Goldman Sachs said a likely release of crude oil from the U.S. Strategic Petroleum Reserve (SPR), which could be up to 60 million barrels, only posed a $3 per barrel downside risk to its year-end $90/bbl Brent price forecast.
Further, a ban on U.S. crude exports “would significantly disrupt the U.S. oil market, with a likely bullish impact on U.S. retail fuel prices that price off Brent,” the bank said in a note dated Oct. 6.
U.S. Energy Secretary Jennifer Granholm said on Wednesday that the administration is considering tapping the country’s emergency oil stash to cool a surge in gasoline prices on higher demand as the coronavirus pandemic eases, according to a Financial Times report.
Granholm also did not rule out a ban on crude exports, which was lifted in 2015 when Obama was president.

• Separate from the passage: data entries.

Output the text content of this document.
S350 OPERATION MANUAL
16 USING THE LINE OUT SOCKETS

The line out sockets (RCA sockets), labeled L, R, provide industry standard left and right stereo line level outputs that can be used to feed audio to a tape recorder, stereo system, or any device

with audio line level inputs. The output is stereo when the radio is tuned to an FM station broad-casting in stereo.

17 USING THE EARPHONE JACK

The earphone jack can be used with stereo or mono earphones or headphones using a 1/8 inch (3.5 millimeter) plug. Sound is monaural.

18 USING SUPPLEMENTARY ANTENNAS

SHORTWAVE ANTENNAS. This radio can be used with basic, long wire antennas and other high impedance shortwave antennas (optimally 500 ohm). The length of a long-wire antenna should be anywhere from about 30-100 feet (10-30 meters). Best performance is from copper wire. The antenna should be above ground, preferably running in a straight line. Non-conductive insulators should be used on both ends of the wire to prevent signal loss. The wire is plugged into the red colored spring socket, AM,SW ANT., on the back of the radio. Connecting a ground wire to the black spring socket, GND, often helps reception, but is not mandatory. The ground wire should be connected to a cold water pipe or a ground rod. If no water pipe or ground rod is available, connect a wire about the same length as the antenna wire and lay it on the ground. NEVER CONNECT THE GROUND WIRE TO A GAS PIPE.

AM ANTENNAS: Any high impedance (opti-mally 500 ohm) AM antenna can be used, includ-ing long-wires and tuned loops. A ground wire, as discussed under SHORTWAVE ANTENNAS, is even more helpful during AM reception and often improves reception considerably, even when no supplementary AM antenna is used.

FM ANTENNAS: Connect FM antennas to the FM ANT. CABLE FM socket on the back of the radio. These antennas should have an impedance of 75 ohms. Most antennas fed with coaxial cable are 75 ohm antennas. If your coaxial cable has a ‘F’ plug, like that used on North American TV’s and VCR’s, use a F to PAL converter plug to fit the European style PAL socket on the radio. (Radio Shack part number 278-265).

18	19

The SPR, held in caverns on the Texas and Louisiana coasts, currently holds about 617.8 million barrels of crude, according to the Energy Department, the lowest in about 18 years.
“Such relief would, however, only be transient given the structural deficits that the global oil market will face from 2023 onward. Any larger price impact that further slows the U.S. shale oil activity rebound would in turn lead to much higher U.S. natural gas prices next year,” the Wall Street bank said.
While such a release from the SPR may be considered as a requirement to aid a recovery in shale activity, amid higher output from the Organization of Petroleum Exporting Countries (OPEC) “such actions could perversely prove inflationary instead,” Goldman said.
A potential halt to energy exports, meanwhile, “would further widen the country’s trade deficit, leading to a potentially weaker USD and – as a result – higher domestic (imported) inflation.”